Impact-induced submicroscopic metallic iron particles identified in “dusty olivine” from brecciated lunar meteorite Bechar 012
Yutong Ma, Zhuang Guo, Aicheng Zhang, Jingjing Niu, Shan Qin
Geochimica et Cosmochimica Acta, In Press, Journal Pre-proof, Available online 27 January 2026
“Nanophase iron particles are ubiquitous in lunar soils and are largely attributed to space weathering; however, no nanophase iron particles formed in lunar crystalline minerals via impact events have been reported. Their growth, migration, spatial distribution, and interactions with host minerals under impact remain poorly understood.
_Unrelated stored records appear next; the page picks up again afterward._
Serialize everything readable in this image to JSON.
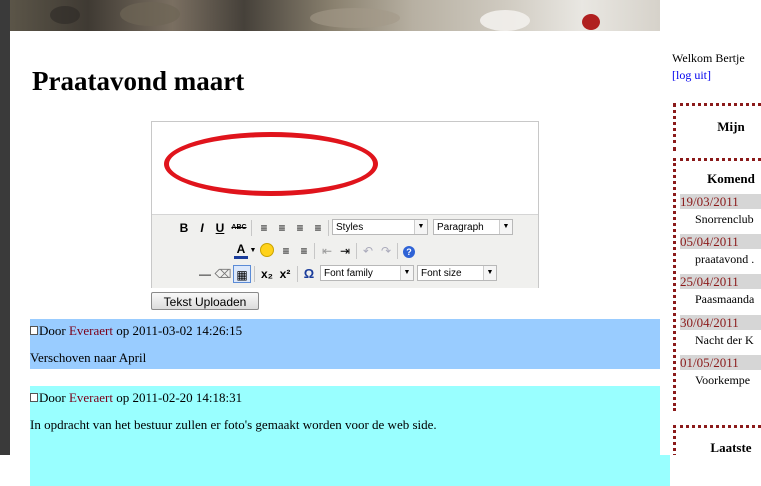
{
  "page": {
    "title": "Praatavond maart"
  },
  "editor": {
    "toolbar": {
      "bold": "B",
      "italic": "I",
      "underline": "U",
      "strikethrough": "ABC",
      "styles_label": "Styles",
      "format_label": "Paragraph",
      "font_color": "A",
      "subscript": "x₂",
      "superscript": "x²",
      "special_char": "Ω",
      "font_family_label": "Font family",
      "font_size_label": "Font size",
      "help": "?"
    },
    "upload_button": "Tekst Uploaden"
  },
  "comments": [
    {
      "prefix": "Door ",
      "author": "Everaert",
      "suffix": " op 2011-03-02 14:26:15",
      "text": "Verschoven naar April",
      "color": "#99ccff"
    },
    {
      "prefix": "Door ",
      "author": "Everaert",
      "suffix": " op 2011-02-20 14:18:31",
      "text": "In opdracht van het bestuur zullen er foto's gemaakt worden voor de web side.",
      "color": "#99ffff"
    }
  ],
  "sidebar": {
    "welcome": "Welkom Bertje",
    "logout": "[log uit]",
    "box_mine_title": "Mijn",
    "box_upcoming_title": "Komend",
    "events": [
      {
        "date": "19/03/2011",
        "name": "Snorrenclub"
      },
      {
        "date": "05/04/2011",
        "name": "praatavond ."
      },
      {
        "date": "25/04/2011",
        "name": "Paasmaanda"
      },
      {
        "date": "30/04/2011",
        "name": "Nacht der K"
      },
      {
        "date": "01/05/2011",
        "name": "Voorkempe"
      }
    ],
    "box_latest_title": "Laatste"
  },
  "colors": {
    "accent": "#8b1a1a",
    "highlight_mark": "#e0141c",
    "date_bg": "#d6d6d6"
  }
}
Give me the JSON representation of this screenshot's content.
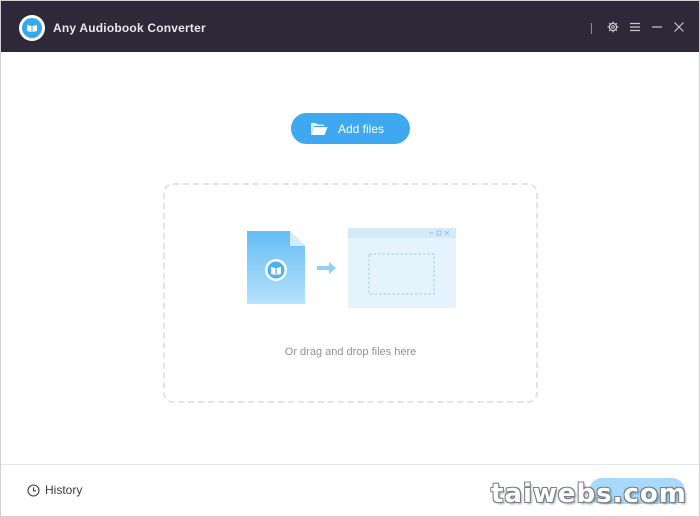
{
  "titlebar": {
    "app_title": "Any Audiobook Converter",
    "icons": [
      "settings-icon",
      "menu-icon",
      "minimize-icon",
      "close-icon"
    ]
  },
  "main": {
    "add_files_label": "Add files",
    "drop_hint": "Or drag and drop files here"
  },
  "footer": {
    "history_label": "History",
    "watermark": "taiwebs.com"
  },
  "colors": {
    "titlebar": "#2e2838",
    "accent": "#3ea9f1",
    "illustration_light": "#e5f3fc"
  }
}
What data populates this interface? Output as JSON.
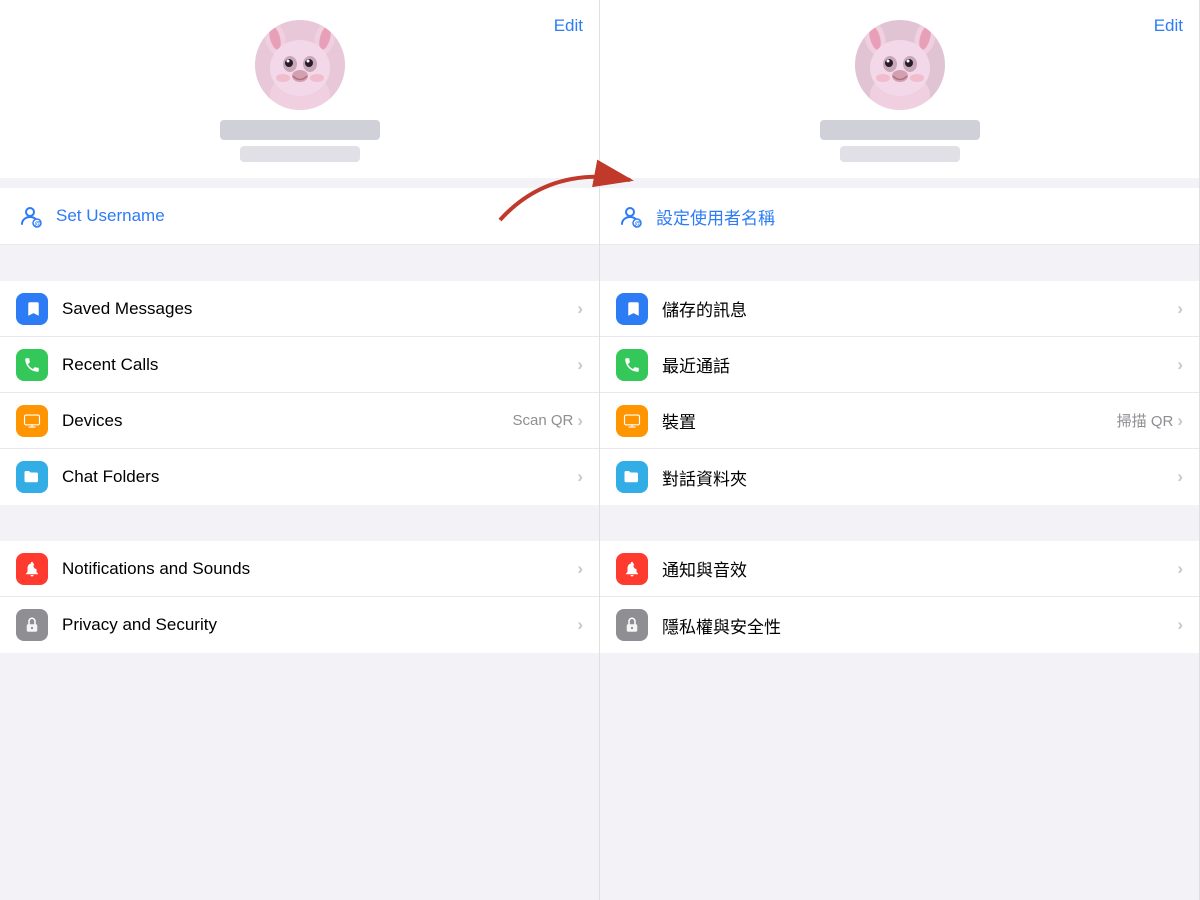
{
  "left": {
    "edit_label": "Edit",
    "username_label": "Set Username",
    "menu_groups": [
      {
        "items": [
          {
            "id": "saved-messages",
            "icon": "bookmark",
            "icon_class": "icon-blue",
            "label": "Saved Messages",
            "sub": "",
            "chevron": "›"
          },
          {
            "id": "recent-calls",
            "icon": "phone",
            "icon_class": "icon-green",
            "label": "Recent Calls",
            "sub": "",
            "chevron": "›"
          },
          {
            "id": "devices",
            "icon": "monitor",
            "icon_class": "icon-orange",
            "label": "Devices",
            "sub": "Scan QR",
            "chevron": "›"
          },
          {
            "id": "chat-folders",
            "icon": "folder",
            "icon_class": "icon-teal",
            "label": "Chat Folders",
            "sub": "",
            "chevron": "›"
          }
        ]
      },
      {
        "items": [
          {
            "id": "notifications",
            "icon": "bell",
            "icon_class": "icon-red",
            "label": "Notifications and Sounds",
            "sub": "",
            "chevron": "›"
          },
          {
            "id": "privacy",
            "icon": "lock",
            "icon_class": "icon-gray",
            "label": "Privacy and Security",
            "sub": "",
            "chevron": "›"
          }
        ]
      }
    ]
  },
  "right": {
    "edit_label": "Edit",
    "username_label": "設定使用者名稱",
    "menu_groups": [
      {
        "items": [
          {
            "id": "saved-messages-zh",
            "icon": "bookmark",
            "icon_class": "icon-blue",
            "label": "儲存的訊息",
            "sub": "",
            "chevron": "›"
          },
          {
            "id": "recent-calls-zh",
            "icon": "phone",
            "icon_class": "icon-green",
            "label": "最近通話",
            "sub": "",
            "chevron": "›"
          },
          {
            "id": "devices-zh",
            "icon": "monitor",
            "icon_class": "icon-orange",
            "label": "裝置",
            "sub": "掃描 QR",
            "chevron": "›"
          },
          {
            "id": "chat-folders-zh",
            "icon": "folder",
            "icon_class": "icon-teal",
            "label": "對話資料夾",
            "sub": "",
            "chevron": "›"
          }
        ]
      },
      {
        "items": [
          {
            "id": "notifications-zh",
            "icon": "bell",
            "icon_class": "icon-red",
            "label": "通知與音效",
            "sub": "",
            "chevron": "›"
          },
          {
            "id": "privacy-zh",
            "icon": "lock",
            "icon_class": "icon-gray",
            "label": "隱私權與安全性",
            "sub": "",
            "chevron": "›"
          }
        ]
      }
    ]
  }
}
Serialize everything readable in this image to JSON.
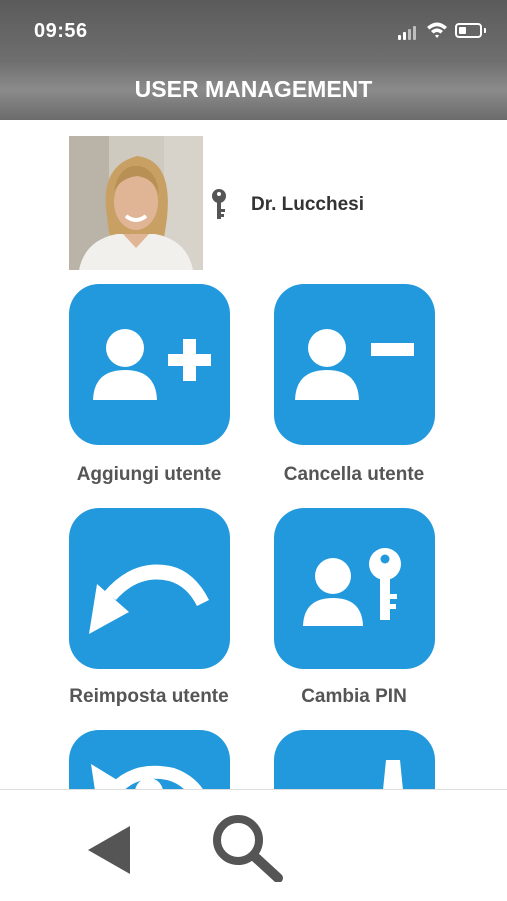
{
  "status_bar": {
    "time": "09:56"
  },
  "header": {
    "title": "USER MANAGEMENT"
  },
  "user": {
    "name": "Dr. Lucchesi",
    "photo_icon": "user-photo",
    "key_icon": "key-icon"
  },
  "tiles": [
    {
      "label": "Aggiungi utente",
      "icon": "add-user-icon"
    },
    {
      "label": "Cancella utente",
      "icon": "remove-user-icon"
    },
    {
      "label": "Reimposta utente",
      "icon": "reset-arrow-icon"
    },
    {
      "label": "Cambia PIN",
      "icon": "user-key-icon"
    },
    {
      "label": "",
      "icon": "sync-icon"
    },
    {
      "label": "",
      "icon": "device-icon"
    }
  ],
  "bottom_nav": {
    "back_icon": "back-triangle-icon",
    "search_icon": "search-icon"
  },
  "colors": {
    "accent": "#2299dc",
    "header": "#7a7a7a",
    "label": "#555555"
  }
}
Here, we report the discovery of impact-induced dusty olivine clasts (containing nanoscale to submicron iron metal particles) in the lunar breccia meteorite Bechar 012. These clasts encapsulate a comprehensive record of iron particle formation and distribution within their crystalline host. Their well-preserved state provides a clear snapshot of the microscopic mineral processes often obscured in more heavily processed soils or breccias, making Bechar 012 an ideal natural sample for study. Crystallographic orientation analysis suggests that these dusty olivine grains undergo plastic deformation, with iron metal particles concentrated within the deformed regions, indicating a correlation between deformation microstructures and iron metal particle formation. We propose a three-step model for the formation of dusty olivine and the iron metal particles therein: (1) impact-induced plastic deformation of olivine; (2) sub-solidus olivine decomposition (Fe2SiO4 = 2Fe + SiO + 3/2O2) within partially amorphous zones, leading to the nucleation of nanosized iron metal particles, with SiO and O2 diffusing away through disordered pathways (e.g., partially amorphous zones, dislocations and pores) in the deformed olivine; and (3) capture of particles by migrating dislocations, followed by aggregation and oriented attachment (OA)-driven growth along the olivine lattice at dislocations and subgrain boundaries, resulting in the formation of submicron-sized iron metal particles. These processes indicate an equilibrium shock pressure below 16 GPa, with temperatures between 1000 °C and 1650 °C. These results confirm the pivotal role of impact-induced olivine deformation in facilitating the formation, migration, and growth of iron metal particles and highlight the significance of OA in their coarsening. The discovery of impact-induced iron metal particles in the lunar meteorite indicates that these particles can be broadly formed within crystalline minerals, rather than being limited to the amorphous rims of lunar regolith minerals and glassy impactites, while also offering a potential explanation for the lunar magnetic anomalies.”